Der »Big Kernel Lock« (BKL), eine seinerzeit von Alan Cox eingeführte globale Sperre, um die Ausführung des Kernels auf mehreren Prozessoren zu ermöglichen, ist nun endgültig entfernt. Viele Jahre Arbeit waren nötig, um die Sperrmechanismen im Kernel immer weiter zu verfeinern, so dass die effiziente Ausführung des Betriebssystems auf immer mehr Prozessorkernen, mittlerweile tausenden, parallel möglich ist. Zuletzt waren nur noch wenige Treiber für eher ungebräuchliche Hardware verblieben, die den BKL benötigten. Jetzt sind auch die letzten umgestellt.

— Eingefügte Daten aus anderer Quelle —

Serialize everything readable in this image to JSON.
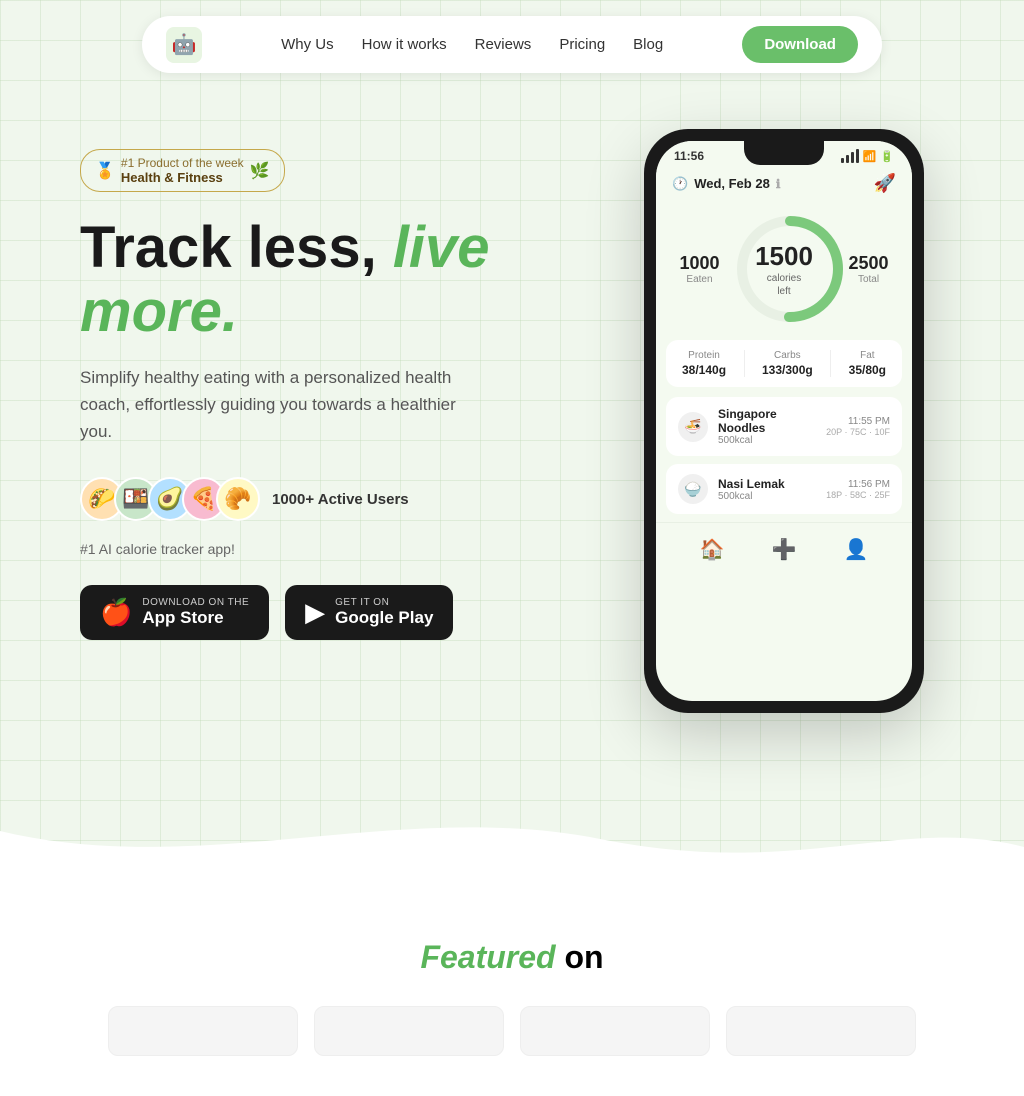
{
  "navbar": {
    "logo_emoji": "🤖",
    "links": [
      {
        "id": "why-us",
        "label": "Why Us"
      },
      {
        "id": "how-it-works",
        "label": "How it works"
      },
      {
        "id": "reviews",
        "label": "Reviews"
      },
      {
        "id": "pricing",
        "label": "Pricing"
      },
      {
        "id": "blog",
        "label": "Blog"
      }
    ],
    "download_btn": "Download"
  },
  "hero": {
    "badge": {
      "rank": "#1 Product of the week",
      "category": "Health & Fitness"
    },
    "heading_black": "Track less,",
    "heading_green": "live more.",
    "description": "Simplify healthy eating with a personalized health coach, effortlessly guiding you towards a healthier you.",
    "active_users": "1000+ Active Users",
    "tagline": "#1 AI calorie tracker app!",
    "app_store_label_small": "Download on the",
    "app_store_label_big": "App Store",
    "google_play_label_small": "GET IT ON",
    "google_play_label_big": "Google Play"
  },
  "phone": {
    "time": "11:56",
    "date": "Wed, Feb 28",
    "calories_eaten": "1000",
    "calories_eaten_label": "Eaten",
    "calories_left": "1500",
    "calories_left_label": "calories\nleft",
    "calories_total": "2500",
    "calories_total_label": "Total",
    "macros": [
      {
        "label": "Protein",
        "value": "38/140g"
      },
      {
        "label": "Carbs",
        "value": "133/300g"
      },
      {
        "label": "Fat",
        "value": "35/80g"
      }
    ],
    "meals": [
      {
        "name": "Singapore Noodles",
        "kcal": "500kcal",
        "time": "11:55 PM",
        "macros": "20P · 75C · 10F",
        "emoji": "🍜"
      },
      {
        "name": "Nasi Lemak",
        "kcal": "500kcal",
        "time": "11:56 PM",
        "macros": "18P · 58C · 25F",
        "emoji": "🍚"
      }
    ]
  },
  "featured": {
    "heading_green": "Featured",
    "heading_black": "on",
    "logos": [
      "",
      "",
      "",
      ""
    ]
  },
  "avatars": [
    "🌮",
    "🍱",
    "🥑",
    "🍕",
    "🥐"
  ]
}
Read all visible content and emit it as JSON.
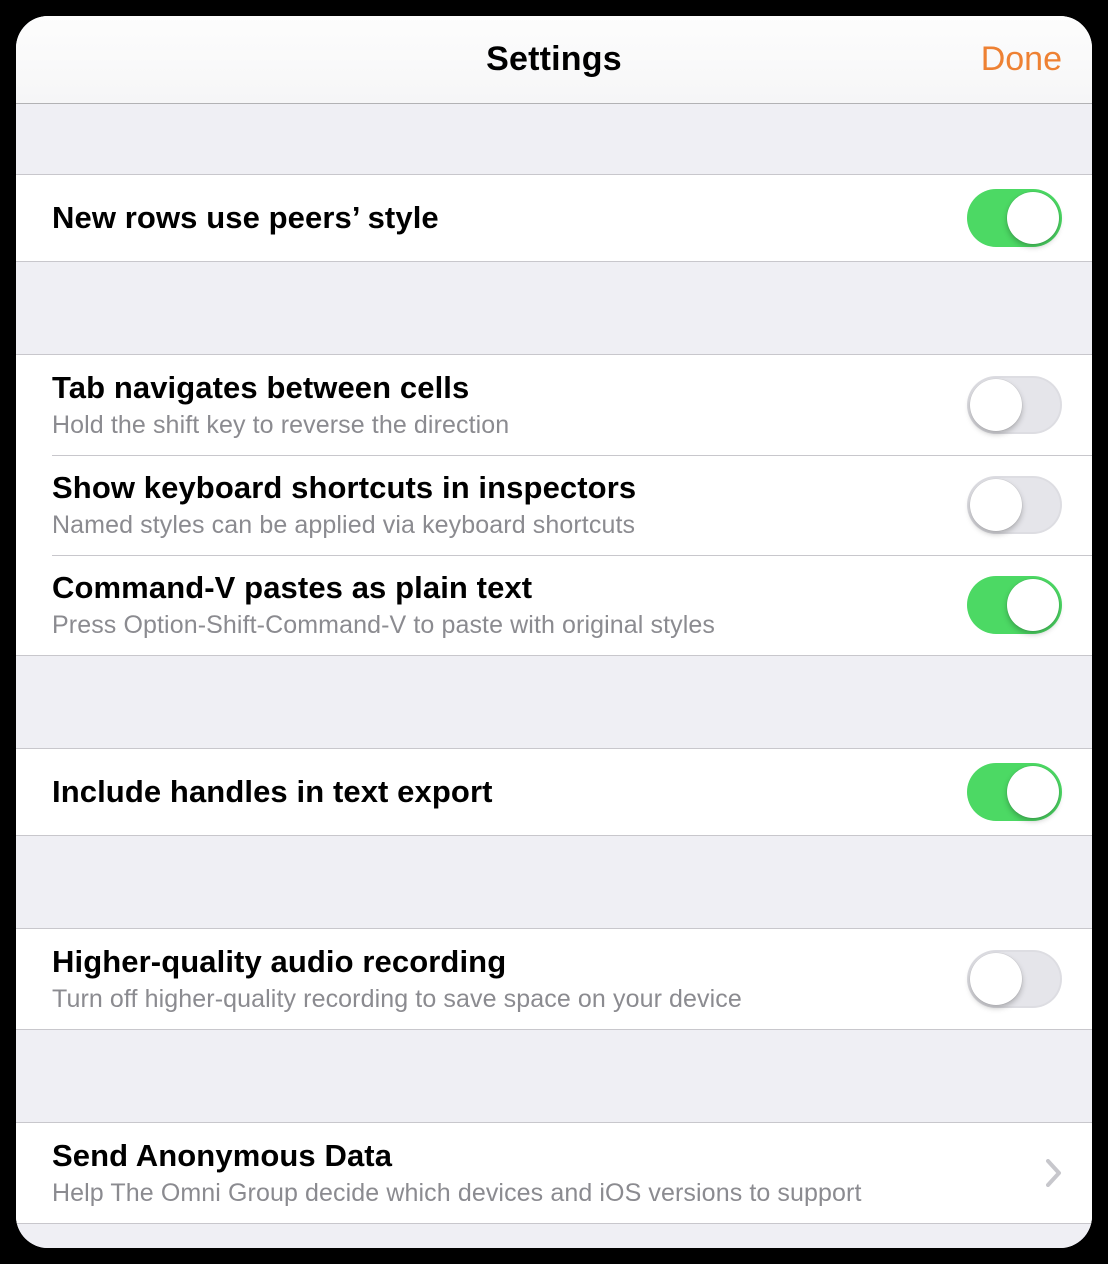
{
  "nav": {
    "title": "Settings",
    "done": "Done"
  },
  "groups": {
    "g1": {
      "peers_style": {
        "title": "New rows use peers’ style",
        "on": true
      }
    },
    "g2": {
      "tab_nav": {
        "title": "Tab navigates between cells",
        "sub": "Hold the shift key to reverse the direction",
        "on": false
      },
      "kb_shortcuts": {
        "title": "Show keyboard shortcuts in inspectors",
        "sub": "Named styles can be applied via keyboard shortcuts",
        "on": false
      },
      "paste_plain": {
        "title": "Command-V pastes as plain text",
        "sub": "Press Option-Shift-Command-V to paste with original styles",
        "on": true
      }
    },
    "g3": {
      "handles_export": {
        "title": "Include handles in text export",
        "on": true
      }
    },
    "g4": {
      "hq_audio": {
        "title": "Higher-quality audio recording",
        "sub": "Turn off higher-quality recording to save space on your device",
        "on": false
      }
    },
    "g5": {
      "anon_data": {
        "title": "Send Anonymous Data",
        "sub": "Help The Omni Group decide which devices and iOS versions to support"
      }
    }
  }
}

Der Speicherallokator SLUB wurde erheblich beschleunigt, da er nun viele Allokierungen ausführen kann, ohne eine Sperre setzen zu müssen. Der CPU-Scheduler erhielt ein Directed Yield-Feature, mit dem virtuelle Maschinen unter Umständen etwas schneller werden. IP sets ermöglichen künftig die Gruppierung von IP-Adressen, um sie mit einer einzelnen IPTables-Regel abzudecken. Durch die Vergrößerung des initialen Sendefensters im TCP-Protokoll soll die Latenzzeit in einigen Fällen sinken. User Namespaces, deren Anfänge jetzt integriert wurden, sind eine Art von Containern, in denen ein nichtprivilegierter Benutzer Root-Rechte für diesen Container erhalten kann, nicht jedoch außerhalb.
Viele neue Treiber fanden auch dieses Mal den Weg in den Kernel, darunter die Unterstützung für USB 3.0-Hubs und Intel GMA500-Grafikchips. Intern wurde das videobuf-Framework in Video4Linux2 durch das verbesserte videobuf2 ersetzt.
Eine Liste aller Änderungen enthält das sehr ausführliche Changelog. Die Seite Kernelnewbies.org wird in Kürze eine übersichtliche Zusammenfassung der Änderungen veröffentlichen. Die aktuelle Version von Linux kann von kernel.org und zahlreichen Spiegel-Servern in Form von Patches oder tar-Paketen heruntergeladen werden.